Construction of the $142 million Gaillard Center will take two years and end in December 2014 if everything goes according to plan. Charleston Mayor Joe Riley donned a hard hat and began demolition at the site Tuesday to mark the occasion.
|Charleston Mayor Joe Riley exits a trackhoe after using it to demolish a canopy at the Gaillard Auditorium on Tuesday. (Photo/Leslie Burden)|
“I think it’s time to say goodbye to the Gaillard Auditorium,” Doerte McManus, executive director of the Gaillard Performance Hall Foundation, said Tuesday morning at a downtown ceremony that marked the start of the 44-year-old building’s demolition.
The new Gaillard Center performance hall will have higher ceilings and seat 1,800 people. (Image/Provided)
The auditorium will be renovated into a larger complex called the Gaillard Center. Construction of the $142 million project will take about two years and end in December 2014, said Project Executive Bob Ferguson of Skanska USA construction company.
The construction contract totals $111 million, Ferguson said. Skanska USA’s Durham, N.C., office will work with joint venture partner Trident Construction Co. of North Charleston, planners said.
The new 260,000-square-foot Gaillard Center will include 16,000 square feet of ballroom and exhibition space; a two-story lobby; kitchen and banquet facilities; city offices; 20,000 square feet of lawn and gardens; and a smaller, opera hall with three tiers of horseshoe-shaped balconies. Opera boxes will be on the second level.
The old Gaillard Auditorium seated about 2,700 people. The new performance hall will be narrower, have a higher ceiling and seat 1,800.
The new arts center will open in spring 2015 as home to the Charleston Symphony Orchestra, a centerpiece of Spoleto Festival USA programming and a place for arts education and public and private events, planners said.

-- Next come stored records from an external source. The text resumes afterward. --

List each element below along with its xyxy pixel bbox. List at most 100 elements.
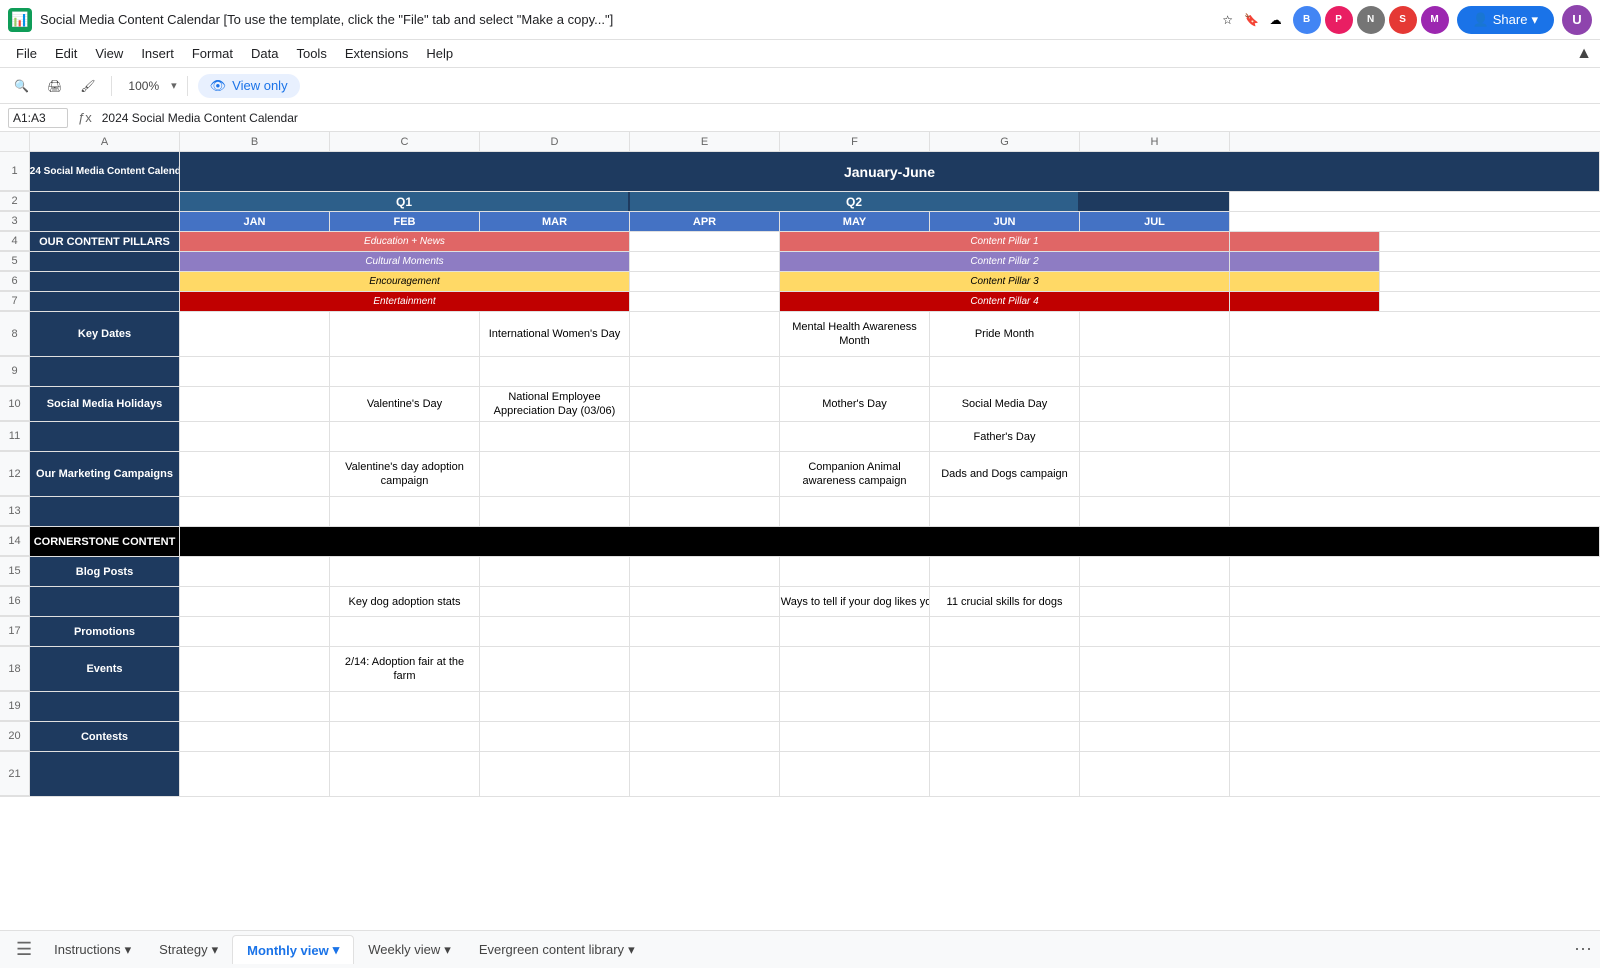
table-row: 14 CORNERSTONE CONTENT (0, 527, 1600, 557)
cell-e11 (630, 422, 780, 451)
cell-d19 (480, 692, 630, 721)
row-num-11: 11 (0, 422, 30, 451)
cell-h21 (1080, 752, 1230, 796)
table-row: 10 Social Media Holidays Valentine's Day… (0, 387, 1600, 422)
cell-b9 (180, 357, 330, 386)
tab-monthly-view[interactable]: Monthly view ▾ (232, 935, 354, 964)
cell-b12 (180, 452, 330, 496)
row-num-5: 5 (0, 252, 30, 271)
view-only-button[interactable]: 👁 View only (198, 74, 300, 98)
col-header-g: G (930, 132, 1080, 151)
tab-instructions[interactable]: Instructions ▾ (40, 936, 145, 964)
cell-f19 (780, 692, 930, 721)
print-button[interactable]: 🖨 (41, 76, 68, 96)
top-bar: 📊 Social Media Content Calendar [To use … (0, 0, 1600, 40)
row-num-3: 3 (0, 212, 30, 231)
cell-social-hols-10: Social Media Holidays (30, 387, 180, 421)
cell-f13 (780, 497, 930, 526)
cell-d12 (480, 452, 630, 496)
table-row: 8 Key Dates International Women's Day Me… (0, 312, 1600, 357)
cell-b11 (180, 422, 330, 451)
search-button[interactable]: 🔍 (8, 76, 35, 96)
menu-file[interactable]: File (8, 43, 45, 64)
cell-f9 (780, 357, 930, 386)
menu-edit[interactable]: Edit (47, 43, 85, 64)
cell-c19 (330, 692, 480, 721)
menu-data[interactable]: Data (243, 43, 286, 64)
cell-g8: Pride Month (930, 312, 1080, 356)
menu-insert[interactable]: Insert (133, 43, 182, 64)
menu-extensions[interactable]: Extensions (337, 43, 417, 64)
menu-view[interactable]: View (87, 43, 131, 64)
table-row: 4 OUR CONTENT PILLARS Education + News C… (0, 232, 1600, 252)
menu-tools[interactable]: Tools (288, 43, 334, 64)
cell-d17 (480, 617, 630, 646)
star-icon[interactable]: ☆ (1219, 11, 1237, 29)
cell-contests-21 (30, 752, 180, 796)
user-avatar[interactable]: U (1562, 5, 1592, 35)
cell-e12 (630, 452, 780, 496)
col-header-a: A (30, 132, 180, 151)
paint-format-button[interactable]: 🖌 (74, 76, 101, 96)
cell-feb: FEB (330, 212, 480, 231)
cell-apr: APR (630, 212, 780, 231)
zoom-selector[interactable]: 100% (122, 76, 165, 96)
col-header-e: E (630, 132, 780, 151)
cell-c16: Key dog adoption stats (330, 587, 480, 616)
cell-c15 (330, 557, 480, 586)
row-num-8: 8 (0, 312, 30, 356)
menu-help[interactable]: Help (418, 43, 461, 64)
cell-e10 (630, 387, 780, 421)
cell-h12 (1080, 452, 1230, 496)
cell-cultural: Cultural Moments (180, 252, 630, 271)
table-row: 1 2024 Social Media Content Calendar Jan… (0, 152, 1600, 192)
tab-evergreen[interactable]: Evergreen content library ▾ (465, 936, 649, 964)
cell-h19 (1080, 692, 1230, 721)
cell-b15 (180, 557, 330, 586)
cell-h6 (1230, 272, 1380, 291)
table-row: 21 (0, 752, 1600, 797)
tab-weekly-view[interactable]: Weekly view ▾ (354, 936, 465, 964)
cell-education-news: Education + News (180, 232, 630, 251)
cell-c8 (330, 312, 480, 356)
menu-format[interactable]: Format (184, 43, 241, 64)
cell-h4 (1230, 232, 1380, 251)
zoom-arrow[interactable]: ▾ (171, 79, 177, 92)
add-sheet-button[interactable]: ☰ (8, 935, 40, 964)
tab-strategy[interactable]: Strategy ▾ (145, 936, 232, 964)
collapse-arrow[interactable]: ▲ (1576, 45, 1592, 63)
cloud-icon[interactable]: ☁ (1267, 11, 1285, 29)
view-only-label: View only (232, 78, 287, 93)
table-row: 20 Contests (0, 722, 1600, 752)
row-num-20: 20 (0, 722, 30, 751)
cell-reference[interactable]: A1:A3 (8, 108, 68, 128)
cell-c11 (330, 422, 480, 451)
cell-d15 (480, 557, 630, 586)
bookmark-icon[interactable]: 🔖 (1243, 11, 1261, 29)
app-icon: 📊 (8, 8, 32, 32)
spreadsheet-container: A B C D E F G H 1 2024 Social Media Cont… (0, 132, 1600, 930)
cell-b21 (180, 752, 330, 796)
cell-pillars-label: OUR CONTENT PILLARS (30, 232, 180, 251)
cell-e18 (630, 647, 780, 691)
cell-d18 (480, 647, 630, 691)
cell-b8 (180, 312, 330, 356)
avatar-2: P (1325, 6, 1353, 34)
cell-january-june[interactable]: January-June (180, 152, 1600, 191)
cell-e4 (630, 232, 780, 251)
cell-g17 (930, 617, 1080, 646)
row-num-7: 7 (0, 292, 30, 311)
cell-d21 (480, 752, 630, 796)
col-header-h: H (1080, 132, 1230, 151)
sheets-nav[interactable]: ⋯ (1574, 939, 1592, 960)
cell-blog-15: Blog Posts (30, 557, 180, 586)
cell-e17 (630, 617, 780, 646)
cell-e6 (630, 272, 780, 291)
share-button[interactable]: 👤 Share ▾ (1457, 6, 1554, 34)
cell-jan: JAN (180, 212, 330, 231)
cell-a1[interactable]: 2024 Social Media Content Calendar (30, 152, 180, 191)
cell-jun: JUN (930, 212, 1080, 231)
cell-c13 (330, 497, 480, 526)
cell-g20 (930, 722, 1080, 751)
cell-e7 (630, 292, 780, 311)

The project’s cost will be split equally between the city and the foundation, which is now in the “silent” fundraising period, McManus said. The foundation said it has already accepted a $20 million initial challenge gift.
The project will have an economic impact of $62 million during construction, according to the foundation. It will create 400 permanent jobs and have an annual economic benefit of about $39 million after its opening, the foundation said.
Gaillard Auditorium opened in 1968.
“The latter part of mid-century modern in America was not kind to architectural design,” said architect Craig Williams of David M. Schwartz Architects Inc. in Washington, D.C., the design firm for the new center. “Our primary design challenge here was to take the product of urban renewal/urban removal and be sure to integrate it back into the fabric of what Charleston is.”
The new center’s design has classical, neoclassical and French Renaissance influences, Williams said.
“What will be created here is something that will pass the hundred and 200-year test,” Riley said. “You will hear music here like you’ve never heard it before.”
Acoustics, a bane of the old auditorium, are being designed for the new hall by Akustiks LLC of South Norwalk, Conn. Fisher Dachs Associates Inc. of New York City are theater consultants for the project.